In an attempt to refine our low-quality matches, we compiled a short whitelist of terms relevant to the collection, so that if “New Orleans,” “ragtime,” “jazz,” or “big band,” for example, appears in the title of a work, that result is bumped up to a “high” grade.

Tulane VIAF match

An example of a high-quality match from VIAF. Note the “titles” list, which we used to determine probable matches from searches with several results.

Tulane VIAF match whitelist

Notice that our whitelist was successful for Charles Williams and Roy Zimmerman.

Many of the approximately 680 unique names are local New Orleans musicians or otherwise minor jazz players, so we weren’t too surprised that our VIAF-search script yielded just 272 high-quality matches.

For some reason the script failed to provide Wikipedia or LC authority IDs for some key players, including Lil Hardin Armstrong, Johnny St.
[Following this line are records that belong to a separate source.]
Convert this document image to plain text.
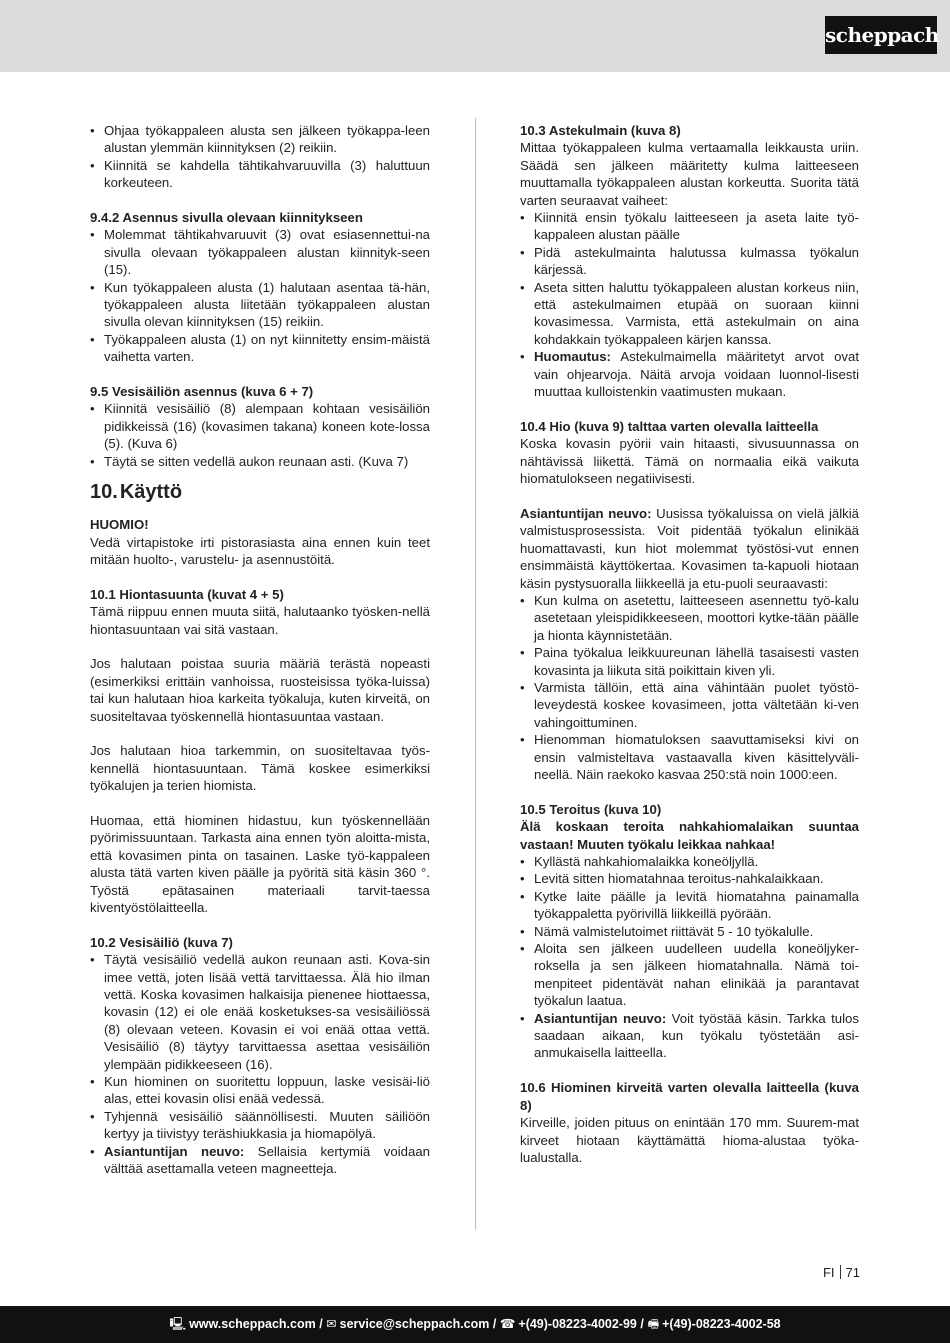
scheppach
• Ohjaa työkappaleen alusta sen jälkeen työkappa-leen alustan ylemmän kiinnityksen (2) reikiin.
• Kiinnitä se kahdella tähtikahvaruuvilla (3) haluttuun korkeuteen.

9.4.2 Asennus sivulla olevaan kiinnitykseen

• Molemmat tähtikahvaruuvit (3) ovat esiasennettui-na sivulla olevaan työkappaleen alustan kiinnityk-seen (15).
• Kun työkappaleen alusta (1) halutaan asentaa tä-hän, työkappaleen alusta liitetään työkappaleen alustan sivulla olevan kiinnityksen (15) reikiin.
• Työkappaleen alusta (1) on nyt kiinnitetty ensim-mäistä vaihetta varten.

9.5 Vesisäiliön asennus (kuva 6 + 7)

• Kiinnitä vesisäiliö (8) alempaan kohtaan vesisäiliön pidikkeissä (16) (kovasimen takana) koneen kote-lossa (5). (Kuva 6)
• Täytä se sitten vedellä aukon reunaan asti. (Kuva 7)
10. Käyttö

HUOMIO!

Vedä virtapistoke irti pistorasiasta aina ennen kuin teet mitään huolto-, varustelu- ja asennustöitä.

10.1 Hiontasuunta (kuvat 4 + 5)

Tämä riippuu ennen muuta siitä, halutaanko työsken-nellä hiontasuuntaan vai sitä vastaan.

Jos halutaan poistaa suuria määriä terästä nopeasti (esimerkiksi erittäin vanhoissa, ruosteisissa työka-luissa) tai kun halutaan hioa karkeita työkaluja, kuten kirveitä, on suositeltavaa työskennellä hiontasuuntaa vastaan.

Jos halutaan hioa tarkemmin, on suositeltavaa työs-kennellä hiontasuuntaan. Tämä koskee esimerkiksi työkalujen ja terien hiomista.

Huomaa, että hiominen hidastuu, kun työskennellään pyörimissuuntaan. Tarkasta aina ennen työn aloitta-mista, että kovasimen pinta on tasainen. Laske työ-kappaleen alusta tätä varten kiven päälle ja pyöritä sitä käsin 360 °. Työstä epätasainen materiaali tarvit-taessa kiventyöstölaitteella.

10.2 Vesisäiliö (kuva 7)

• Täytä vesisäiliö vedellä aukon reunaan asti. Kova-sin imee vettä, joten lisää vettä tarvittaessa. Älä hio ilman vettä. Koska kovasimen halkaisija pienenee hiottaessa, kovasin (12) ei ole enää kosketukses-sa vesisäiliössä (8) olevaan veteen. Kovasin ei voi enää ottaa vettä. Vesisäiliö (8) täytyy tarvittaessa asettaa vesisäiliön ylempään pidikkeeseen (16).
• Kun hiominen on suoritettu loppuun, laske vesisäi-liö alas, ettei kovasin olisi enää vedessä.
• Tyhjennä vesisäiliö säännöllisesti. Muuten säiliöön kertyy ja tiivistyy teräshiukkasia ja hiomapölyä.
• Asiantuntijan neuvo: Sellaisia kertymiä voidaan välttää asettamalla veteen magneetteja.

10.3 Astekulmain (kuva 8)

Mittaa työkappaleen kulma vertaamalla leikkausta uriin. Säädä sen jälkeen määritetty kulma laitteeseen muuttamalla työkappaleen alustan korkeutta. Suorita tätä varten seuraavat vaiheet:

• Kiinnitä ensin työkalu laitteeseen ja aseta laite työ-kappaleen alustan päälle
• Pidä astekulmainta halutussa kulmassa työkalun kärjessä.
• Aseta sitten haluttu työkappaleen alustan korkeus niin, että astekulmaimen etupää on suoraan kiinni kovasimessa. Varmista, että astekulmain on aina kohdakkain työkappaleen kärjen kanssa.
• Huomautus: Astekulmaimella määritetyt arvot ovat vain ohjearvoja. Näitä arvoja voidaan luonnol-lisesti muuttaa kulloistenkin vaatimusten mukaan.

10.4 Hio (kuva 9) talttaa varten olevalla laitteella

Koska kovasin pyörii vain hitaasti, sivusuunnassa on nähtävissä liikettä. Tämä on normaalia eikä vaikuta hiomatulokseen negatiivisesti.

Asiantuntijan neuvo: Uusissa työkaluissa on vielä jälkiä valmistusprosessista. Voit pidentää työkalun elinikää huomattavasti, kun hiot molemmat työstösi-vut ennen ensimmäistä käyttökertaa. Kovasimen ta-kapuoli hiotaan käsin pystysuoralla liikkeellä ja etu-puoli seuraavasti:

• Kun kulma on asetettu, laitteeseen asennettu työ-kalu asetetaan yleispidikkeeseen, moottori kytke-tään päälle ja hionta käynnistetään.
• Paina työkalua leikkuureunan lähellä tasaisesti vasten kovasinta ja liikuta sitä poikittain kiven yli.
• Varmista tällöin, että aina vähintään puolet työstö-leveydestä koskee kovasimeen, jotta vältetään ki-ven vahingoittuminen.
• Hienomman hiomatuloksen saavuttamiseksi kivi on ensin valmisteltava vastaavalla kiven käsittelyväli-neellä. Näin raekoko kasvaa 250:stä noin 1000:een.

10.5 Teroitus (kuva 10)

Älä koskaan teroita nahkahiomalaikan suuntaa vastaan! Muuten työkalu leikkaa nahkaa!

• Kyllästä nahkahiomalaikka koneöljyllä.
• Levitä sitten hiomatahnaa teroitus-nahkalaikkaan.
• Kytke laite päälle ja levitä hiomatahna painamalla työkappaletta pyörivillä liikkeillä pyörään.
• Nämä valmistelutoimet riittävät 5 - 10 työkalulle.
• Aloita sen jälkeen uudelleen uudella koneöljyker-roksella ja sen jälkeen hiomatahnalla. Nämä toi-menpiteet pidentävät nahan elinikää ja parantavat työkalun laatua.
• Asiantuntijan neuvo: Voit työstää käsin. Tarkka tulos saadaan aikaan, kun työkalu työstetään asi-anmukaisella laitteella.

10.6 Hiominen kirveitä varten olevalla laitteella (kuva 8)

Kirveille, joiden pituus on enintään 170 mm. Suurem-mat kirveet hiotaan käyttämättä hioma-alustaa työka-lualustalla.

FI 71
🖳 www.scheppach.com / ✉ service@scheppach.com / ☎ +(49)-08223-4002-99 / 🖷 +(49)-08223-4002-58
Cyr, and Jelly Roll Morton, so these IDs were added manually. Now that we had sources for our name URIs, we could start to construct our RDF triples.

Building N-Triples

Here we used another Python script, again with Matt Miller’s help, to build our N-Triples.

For our person URIs, if our VIAF results contained a Wikipedia ID, we used a DBpedia URI. If there was no Wiki ID, but there was an LC ID, we used the LC URI.

For our dates, we appended datatype IRIs, or internationalized resource identifiers, to specify the format of the date. (More on dates below.)

Many photographs in the collection have a value for the field “Coverage-Spatial.” We used GeoNames URIs to represent some of the most common cities in the dataset, including New Orleans, New York, Chicago, and Paris.

Dates

In constructing RDF Triples with these date values, we decided to use the Dublin Core term “created,” as our predicate and to append datatype IRIs to these literal triples.

Many, but not all, photographs in the collection have a “created” date; of these, many are expressed in one of three W3CDTF-compliant formats

There are, however, other date expressions, such as “1960s,” “circa 1950,” “Early 1949,” and “Spring 1946.”

YYYY http://www.w3.org/2001/XMLSchema#gYear
YYYY-MM http://www.w3.org/2001/XMLSchema#gYearMonth
YYYY-MM-DD http://www.w3.org/2001/XMLSchema#date
1960s, circa 1950, Early 1949, Spring 1946, etc. http://www.w3.org/2001/XMLSchema#string

As you can see here, dates in W3CDTF format would be appended with an appropriate IRI, and dates not conforming to that format get the default IRI of “string.”

Types of Triples

We created six different types of triples, represented by these models:

  • <personURI> <http://www.w3.org/1999/02/22-rdf-syntax-ns#type> <http://xmlns.com/foaf/0.1/Person>
    the subject URI represents a person
  • <personURI> <http://xmlns.com/foaf/0.1/name> “First Last”@en
    the subject URI has the name “First Last”
  • <personURI> <http://xmlns.com/foaf/0.1/depiction> <photoURI>
    the subject URI is depicted in the object URI, the photo
  • <person1URI> <http://xmlns.com/foaf/0.1/knows> <person2URI>
    Person 1 knows Person 2 (by dint of being depicted in the same photograph)
  • <photoURI> <http://purl.org/dc/terms/created> 
”YYYY-MM-DD”^^<http://www.w3.org/2001/XMLSchema#date>
    the photo was created on this date, which appears in a format defined by the W3C XML Schema
  • <photoURI> <http://purl.org/dc/terms/spatial> <geonamesURI>
    the photo has a spatial coverage of the place represented by the object URI

We have more than 4,200 triples from this dataset. And using the D3 Javascript library, we created a preliminary network graph with person nodes connected via photo nodes.

Future Work

Some other areas we’d like to focus on in addition to fleshing out the network graph are:

  • Integrating this data with the existing Linked Jazz dataset.
  • Improving the VIAF searching script and refining more of our low-quality matches.
  • Automate the process of looking up placename URIs in the GeoNames dataset.
  • Work with Tulane to publish this linked data.
  • Account for the existence of photo collages in this set. We should not be asserting any personal connections among individuals who happen appear in the same collage.